In the Android case, which is likely to be resolved in the next few months, the idea is to stop Google from forcing phone makers to preinstall its apps and from barring access to the Google Play store -- the official source of Android apps -- for producers who install Android "forks," versions of the system that Google doesn't support. As an Android user, I'm not sure how the EU can help me with any of this. I want the Google apps preinstalled, rather than the useless bloatware supplied by phone makers such as Samsung. Even if I cannot remove an app that came with my phone -- which traditionally has been easier on Android than on Apple's MacOS -- the various interfaces available for the system can be tweaked so that I'll never see it. It's easy for an Android user to replace the default browser if one doesn't like Google's Chrome (I've done so) and to use a search engine other than Google (sadly, none works as well -- but privacy advocates aren't prevented from using DuckDuckGo, for example). And as for Android forks, they're for geeks who are fine with common applications not working right on their devices.
Nor is it clear how a ruling against Google could address any of Oracle's or Naspers's direct competition concerns. Oracle's beef with Google is about the use of elements of Java, an Oracle-owned programming language, in Android. Naspers is a major player in online classified ads, a business in which it clashes with Google. Neither would benefit directly from a change in Google's relationships with phone makers. 
One can, however, easily see Oracle and Naspers rejoice at another publicity black eye for Google and another huge fine. Margrethe Vestager, the competition commissioner, is the European Commission's undisputed star, who is often mentioned as a potential successor to its current president, Jean-Claude Juncker. But what if her crusade against U.S. tech is no more than a reflection of the increasingly high-stakes lobbying game played in Brussels by non-European tech giants?
Google's declared EU lobbying costs, between 5.25 million and 5.5 million euros in 2016, the latest year for which data have been available, were higher than any other non-communication company's except Spain's Ferrovial Agroman and fellow U.S. giant General Electric. But because of how the disclosures are regulated, that spending isn't entirely transparent. Google, for example, is a member of powerful associations such as BusinessEurope, one the EU's biggest lobbying spenders in its own right; these groups get the U.S. company's executives into high-level meetings, too, but their lobbying budgets are separate.
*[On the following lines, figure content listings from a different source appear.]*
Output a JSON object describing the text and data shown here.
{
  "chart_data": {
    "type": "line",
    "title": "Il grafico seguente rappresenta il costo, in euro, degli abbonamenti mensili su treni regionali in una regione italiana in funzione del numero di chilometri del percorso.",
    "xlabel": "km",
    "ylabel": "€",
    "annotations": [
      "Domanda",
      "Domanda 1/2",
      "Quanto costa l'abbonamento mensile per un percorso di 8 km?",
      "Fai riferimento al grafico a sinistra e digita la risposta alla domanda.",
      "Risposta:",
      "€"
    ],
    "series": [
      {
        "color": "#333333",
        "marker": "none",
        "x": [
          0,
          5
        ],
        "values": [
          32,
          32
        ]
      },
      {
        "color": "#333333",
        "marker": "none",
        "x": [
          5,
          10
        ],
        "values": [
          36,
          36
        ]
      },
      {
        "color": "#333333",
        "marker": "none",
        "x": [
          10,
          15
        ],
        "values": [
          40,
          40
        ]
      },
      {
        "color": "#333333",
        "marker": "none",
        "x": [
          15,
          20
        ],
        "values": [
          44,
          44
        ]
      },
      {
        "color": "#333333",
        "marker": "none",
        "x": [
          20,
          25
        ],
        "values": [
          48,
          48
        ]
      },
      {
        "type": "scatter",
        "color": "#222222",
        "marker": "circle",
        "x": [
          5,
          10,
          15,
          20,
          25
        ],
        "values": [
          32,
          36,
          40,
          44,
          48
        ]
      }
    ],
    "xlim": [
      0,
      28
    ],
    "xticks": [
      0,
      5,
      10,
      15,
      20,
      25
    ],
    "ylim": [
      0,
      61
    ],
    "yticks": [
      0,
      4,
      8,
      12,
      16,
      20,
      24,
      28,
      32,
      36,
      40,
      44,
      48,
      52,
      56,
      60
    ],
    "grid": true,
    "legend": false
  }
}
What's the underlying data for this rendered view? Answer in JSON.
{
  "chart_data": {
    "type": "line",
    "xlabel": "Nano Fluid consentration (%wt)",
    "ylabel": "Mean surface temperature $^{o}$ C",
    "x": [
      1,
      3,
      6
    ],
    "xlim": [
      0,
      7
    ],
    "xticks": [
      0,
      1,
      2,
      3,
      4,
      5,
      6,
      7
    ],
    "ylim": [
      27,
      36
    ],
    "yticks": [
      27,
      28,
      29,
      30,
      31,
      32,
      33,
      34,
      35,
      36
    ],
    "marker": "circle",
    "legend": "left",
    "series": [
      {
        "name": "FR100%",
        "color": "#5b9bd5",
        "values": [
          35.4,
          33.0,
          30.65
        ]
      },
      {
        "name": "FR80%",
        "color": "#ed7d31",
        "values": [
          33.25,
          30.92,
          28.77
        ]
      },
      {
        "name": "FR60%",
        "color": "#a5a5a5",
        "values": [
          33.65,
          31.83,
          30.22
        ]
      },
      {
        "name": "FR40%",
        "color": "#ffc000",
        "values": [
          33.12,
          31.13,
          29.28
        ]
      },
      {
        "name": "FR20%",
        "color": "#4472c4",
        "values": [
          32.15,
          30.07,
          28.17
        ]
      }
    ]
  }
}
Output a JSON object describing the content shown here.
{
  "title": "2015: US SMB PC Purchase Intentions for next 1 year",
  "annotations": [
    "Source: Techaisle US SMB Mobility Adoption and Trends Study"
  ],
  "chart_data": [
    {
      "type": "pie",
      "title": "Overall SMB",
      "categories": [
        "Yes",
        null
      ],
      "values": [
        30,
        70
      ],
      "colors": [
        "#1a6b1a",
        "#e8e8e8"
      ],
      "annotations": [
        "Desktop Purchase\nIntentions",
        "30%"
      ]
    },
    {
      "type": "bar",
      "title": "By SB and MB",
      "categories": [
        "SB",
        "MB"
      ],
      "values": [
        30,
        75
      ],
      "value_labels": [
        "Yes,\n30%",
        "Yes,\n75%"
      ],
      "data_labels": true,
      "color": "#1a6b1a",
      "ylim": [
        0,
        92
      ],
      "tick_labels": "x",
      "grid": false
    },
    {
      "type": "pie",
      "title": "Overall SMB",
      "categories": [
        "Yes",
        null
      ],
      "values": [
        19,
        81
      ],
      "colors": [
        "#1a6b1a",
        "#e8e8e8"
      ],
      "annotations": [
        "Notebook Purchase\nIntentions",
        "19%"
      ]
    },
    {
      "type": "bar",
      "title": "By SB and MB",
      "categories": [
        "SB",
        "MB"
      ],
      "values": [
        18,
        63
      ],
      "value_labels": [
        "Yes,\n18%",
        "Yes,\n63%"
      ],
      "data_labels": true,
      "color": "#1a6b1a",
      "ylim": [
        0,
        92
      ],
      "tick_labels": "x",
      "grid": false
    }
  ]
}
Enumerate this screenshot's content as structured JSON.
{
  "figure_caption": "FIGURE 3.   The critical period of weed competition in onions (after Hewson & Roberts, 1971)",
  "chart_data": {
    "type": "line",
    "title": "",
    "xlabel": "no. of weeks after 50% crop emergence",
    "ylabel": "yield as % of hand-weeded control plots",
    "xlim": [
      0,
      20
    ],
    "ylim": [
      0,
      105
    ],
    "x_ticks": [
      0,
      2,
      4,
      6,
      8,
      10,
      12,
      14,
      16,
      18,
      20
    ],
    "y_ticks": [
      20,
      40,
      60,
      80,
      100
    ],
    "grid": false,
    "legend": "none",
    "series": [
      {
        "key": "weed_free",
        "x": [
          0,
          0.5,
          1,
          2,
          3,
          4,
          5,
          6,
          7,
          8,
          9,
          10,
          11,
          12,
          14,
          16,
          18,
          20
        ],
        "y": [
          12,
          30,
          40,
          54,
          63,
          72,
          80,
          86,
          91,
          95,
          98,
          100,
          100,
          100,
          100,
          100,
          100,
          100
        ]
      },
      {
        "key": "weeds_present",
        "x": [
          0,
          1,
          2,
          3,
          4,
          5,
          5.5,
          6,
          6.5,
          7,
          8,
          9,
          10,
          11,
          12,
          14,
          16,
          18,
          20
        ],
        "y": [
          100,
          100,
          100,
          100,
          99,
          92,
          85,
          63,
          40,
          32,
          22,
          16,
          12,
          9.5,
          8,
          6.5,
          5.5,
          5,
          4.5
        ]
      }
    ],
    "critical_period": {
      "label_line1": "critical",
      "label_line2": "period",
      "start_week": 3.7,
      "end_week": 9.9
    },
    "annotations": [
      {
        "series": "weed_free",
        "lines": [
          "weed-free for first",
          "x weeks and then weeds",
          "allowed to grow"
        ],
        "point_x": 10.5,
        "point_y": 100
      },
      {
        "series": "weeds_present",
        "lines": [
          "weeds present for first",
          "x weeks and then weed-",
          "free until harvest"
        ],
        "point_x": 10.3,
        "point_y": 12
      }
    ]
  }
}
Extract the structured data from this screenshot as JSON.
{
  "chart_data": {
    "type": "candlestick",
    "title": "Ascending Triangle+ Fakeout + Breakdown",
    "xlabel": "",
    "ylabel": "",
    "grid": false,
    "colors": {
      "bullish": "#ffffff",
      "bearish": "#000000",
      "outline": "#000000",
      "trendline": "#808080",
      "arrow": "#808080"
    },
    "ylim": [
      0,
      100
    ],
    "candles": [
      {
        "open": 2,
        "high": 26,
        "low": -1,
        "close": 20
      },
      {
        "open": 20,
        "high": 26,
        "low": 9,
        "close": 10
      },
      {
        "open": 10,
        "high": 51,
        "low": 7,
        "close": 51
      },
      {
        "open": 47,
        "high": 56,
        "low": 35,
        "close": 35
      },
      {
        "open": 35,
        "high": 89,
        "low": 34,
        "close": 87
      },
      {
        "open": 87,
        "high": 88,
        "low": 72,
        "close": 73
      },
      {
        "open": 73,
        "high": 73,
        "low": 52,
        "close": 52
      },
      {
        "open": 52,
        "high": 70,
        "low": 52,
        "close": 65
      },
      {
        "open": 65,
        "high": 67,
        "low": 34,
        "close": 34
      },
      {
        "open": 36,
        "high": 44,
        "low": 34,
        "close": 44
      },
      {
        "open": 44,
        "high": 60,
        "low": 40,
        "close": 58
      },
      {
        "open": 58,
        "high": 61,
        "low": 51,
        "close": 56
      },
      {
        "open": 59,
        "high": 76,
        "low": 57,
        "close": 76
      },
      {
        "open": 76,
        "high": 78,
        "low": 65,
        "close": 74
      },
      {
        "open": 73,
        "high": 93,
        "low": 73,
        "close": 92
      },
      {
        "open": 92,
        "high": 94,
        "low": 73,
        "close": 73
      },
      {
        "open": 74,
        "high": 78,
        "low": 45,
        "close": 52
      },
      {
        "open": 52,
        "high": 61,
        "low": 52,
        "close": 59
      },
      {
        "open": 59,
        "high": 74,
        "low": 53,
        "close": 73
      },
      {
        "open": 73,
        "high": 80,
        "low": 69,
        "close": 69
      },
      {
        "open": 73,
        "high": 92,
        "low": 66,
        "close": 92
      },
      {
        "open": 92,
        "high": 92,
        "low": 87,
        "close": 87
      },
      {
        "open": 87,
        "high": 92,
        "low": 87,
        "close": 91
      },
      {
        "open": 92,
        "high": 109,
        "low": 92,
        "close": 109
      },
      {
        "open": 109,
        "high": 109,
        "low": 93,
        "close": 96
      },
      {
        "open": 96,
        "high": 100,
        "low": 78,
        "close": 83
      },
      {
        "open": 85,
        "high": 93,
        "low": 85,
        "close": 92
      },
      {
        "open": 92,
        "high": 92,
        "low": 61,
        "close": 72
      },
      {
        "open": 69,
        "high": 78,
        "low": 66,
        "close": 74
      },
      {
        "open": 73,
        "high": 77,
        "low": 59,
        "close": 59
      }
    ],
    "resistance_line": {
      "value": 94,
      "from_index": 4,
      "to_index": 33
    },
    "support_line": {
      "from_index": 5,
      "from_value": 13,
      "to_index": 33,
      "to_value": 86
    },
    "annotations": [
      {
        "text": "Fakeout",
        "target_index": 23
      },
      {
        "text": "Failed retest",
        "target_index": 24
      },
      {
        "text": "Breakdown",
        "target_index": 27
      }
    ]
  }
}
As for FairSearch, it declared lobbying spending of between 50,000 and 99,000 euros in 2016, but at the same time Politico confirmed that it transferred up to 199,000 euros to Burson Marsteller and up to 49,000 euros to another PR firm, FIPRA International, that year. That money is, of course, separate from Oracle's own reported lobbying budget of up to 899,000 euros and from Naspers's smaller one of up to 50,000 euros. All the tech firms' Brussels lobbying spending has increased in recent years.
The lobbying competition is a game of one-upmanship. Whether consumers benefit or suffer is, to put it generously, not the only consideration. But given the enormous budgets dedicated to swaying EU officials, it's not easy for consumers or small businesses to be heard, much less usefully served by the bureaucrats' decisions.